In 1979, Remme was chosen to become the superintendent in Trimont, with a total enrollment of about 350 students. “It was a great learning experience,” says Remme. “As superintendent, you did everything… I was business manager, curriculum director, community ed director, substitute bus driver…”
In 1981, he was chosen to become superintendent in Tracy, with an enrollment of about 1,200 students. After three months on the job, the system experienced a four-day teachers strike, one of the first teacher strikes in Minnesota. The strike was short but the impact of such events lingers “almost forever,” remembers Remme.
After 16 years in Tracy, he assumed the New Ulm superintendency for the next 16 years.
He has presided over many significant happenings in District 88. During his tenure, the district experienced a 35 percent reduction in enrollment and a 30 percent reduction in teaching staff. The student population when he arrived was about 2,950 students, compared to 1,925 today. Approximately 60 percent of the current staff were hired during his years in New Ulm. The district saw a nearly 10 percent increase in special education services and conducted 10 referendum campaigns – of which five passed and five failed. The district also implemented all-day, every-day kindergarten; closed the Hanska, Lafayette and Middle School buildings; and added classroom space to the high school, Jefferson and Washington buildings to replace modular units. Remme facilitated the creation of a combined athletic conference (Southern Alliance, eventually dissolved;) helped adopt a teacher “professional growth model” format; and met with a group of teachers monthly for several years, which led to the adoption of a “professional learning team” concept. He also created an opportunity for students to be engaged with the School Board, through the Student Committee and the Breakfast Club.

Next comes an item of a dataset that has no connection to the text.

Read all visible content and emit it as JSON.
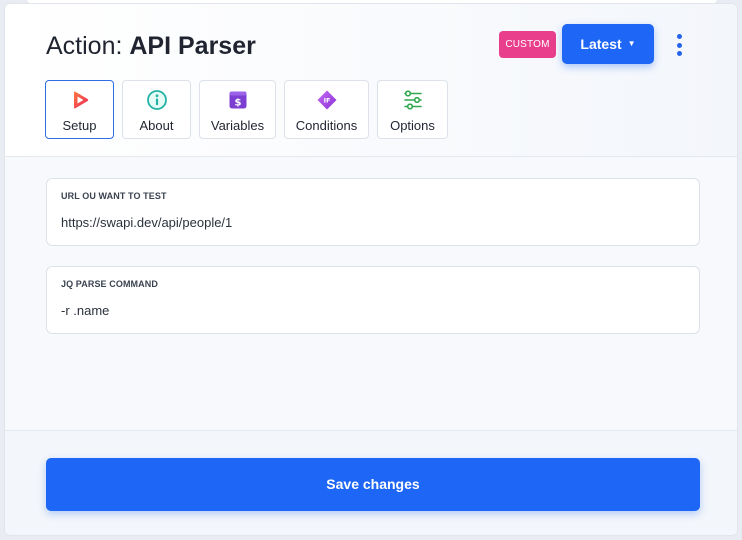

Remme has been active in professional organizations. He has served on the Minnesota Association of School Administrators (MASA) Board of Directors and the MASA legislative committee. He and a colleague started the Minnesota Rural Education Association (MREA), and Remme served on its Board of Directors and as president. He served on the Minnesota State High School League (MSHSL) Representative Assembly and chairs the Minnesota Liquid Asset Board (which manages nearly $ 3 billion of Minnesota school district investments).
Remme has received the MASA Polaris Leadership Award; was named MASA Administrator of Excellence; received the MREA Distinguished Service Award, the MASA Leadership and Service Award, the Boss of the Year Award and an FFA Honorary Chapter Degree.

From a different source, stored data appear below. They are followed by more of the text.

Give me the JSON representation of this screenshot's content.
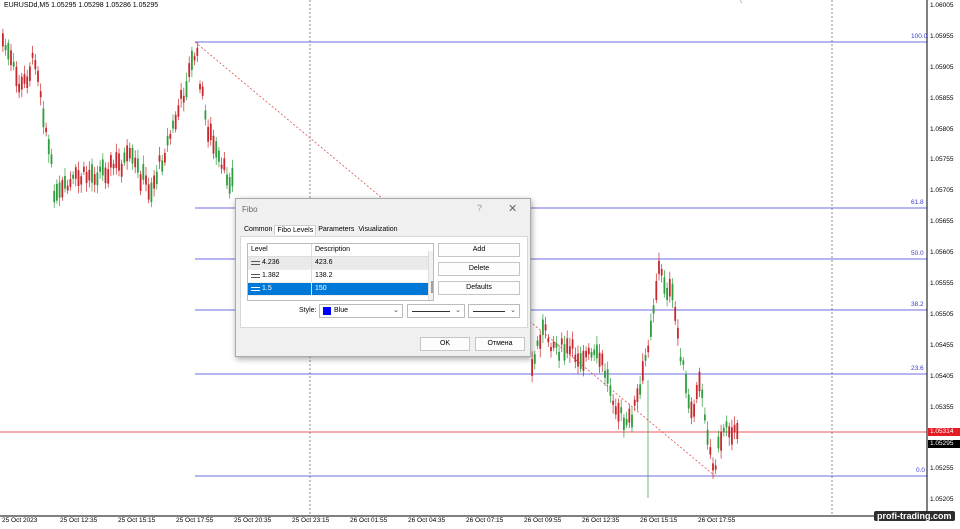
{
  "chart": {
    "symbol_info": "EURUSDd,M5  1.05295 1.05298 1.05286 1.05295",
    "price_axis": [
      "1.06005",
      "1.05955",
      "1.05905",
      "1.05855",
      "1.05805",
      "1.05755",
      "1.05705",
      "1.05655",
      "1.05605",
      "1.05555",
      "1.05505",
      "1.05455",
      "1.05405",
      "1.05355",
      "1.05255",
      "1.05205"
    ],
    "time_axis": [
      "25 Oct 2023",
      "25 Oct 12:35",
      "25 Oct 15:15",
      "25 Oct 17:55",
      "25 Oct 20:35",
      "25 Oct 23:15",
      "26 Oct 01:55",
      "26 Oct 04:35",
      "26 Oct 07:15",
      "26 Oct 09:55",
      "26 Oct 12:35",
      "26 Oct 15:15",
      "26 Oct 17:55"
    ],
    "fib_levels": [
      "100.0",
      "61.8",
      "50.0",
      "38.2",
      "23.6",
      "0.0"
    ],
    "bid_price": "1.05314",
    "current_price": "1.05295",
    "bid_line_color": "#e51c23",
    "fib_line_color": "#3b3bd6",
    "bull_color": "#2e9e3e",
    "bear_color": "#c8282d"
  },
  "watermark": "profi-trading.com",
  "dialog": {
    "title": "Fibo",
    "help": "?",
    "close_icon": "close-icon",
    "tabs": [
      "Common",
      "Fibo Levels",
      "Parameters",
      "Visualization"
    ],
    "active_tab": "Fibo Levels",
    "table": {
      "headers": [
        "Level",
        "Description"
      ],
      "rows": [
        {
          "level": "4.236",
          "description": "423.6"
        },
        {
          "level": "1.382",
          "description": "138.2"
        },
        {
          "level": "1.5",
          "description": "150"
        }
      ],
      "selected_index": 2
    },
    "buttons": {
      "add": "Add",
      "delete": "Delete",
      "defaults": "Defaults",
      "ok": "OK",
      "cancel": "Отмена"
    },
    "style_label": "Style:",
    "style_color_value": "Blue",
    "style_color_hex": "#0000ff"
  }
}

Remme has emphasized openness and communication on issues of education with the public. He has written more than 800 School Talk articles for the Trimont Progress, Tracy Headlight Herald, New Ulm Journal, Hanska Herald and Lafayette Ledger, and appeared on local radio programs.
“An educational leader is expected to communicate fluently and effectively about educational issues to staff and the community,” says Remme.
In another comment, he adds,”For me, integrity means ‘saying what you do and doing what you say.’ As educational leaders we can best accomplish our goals and tasks when others know they can ‘trust’ us. That trust is built by keeping people informed about what you are doing and providing them with facts about the school operation, even if those facts are difficult to share. They need to know the facts surrounding decisions before they can understand why a decision was made. Sharing information regularly about school operations is a key activity in establishing and maintaining integrity.”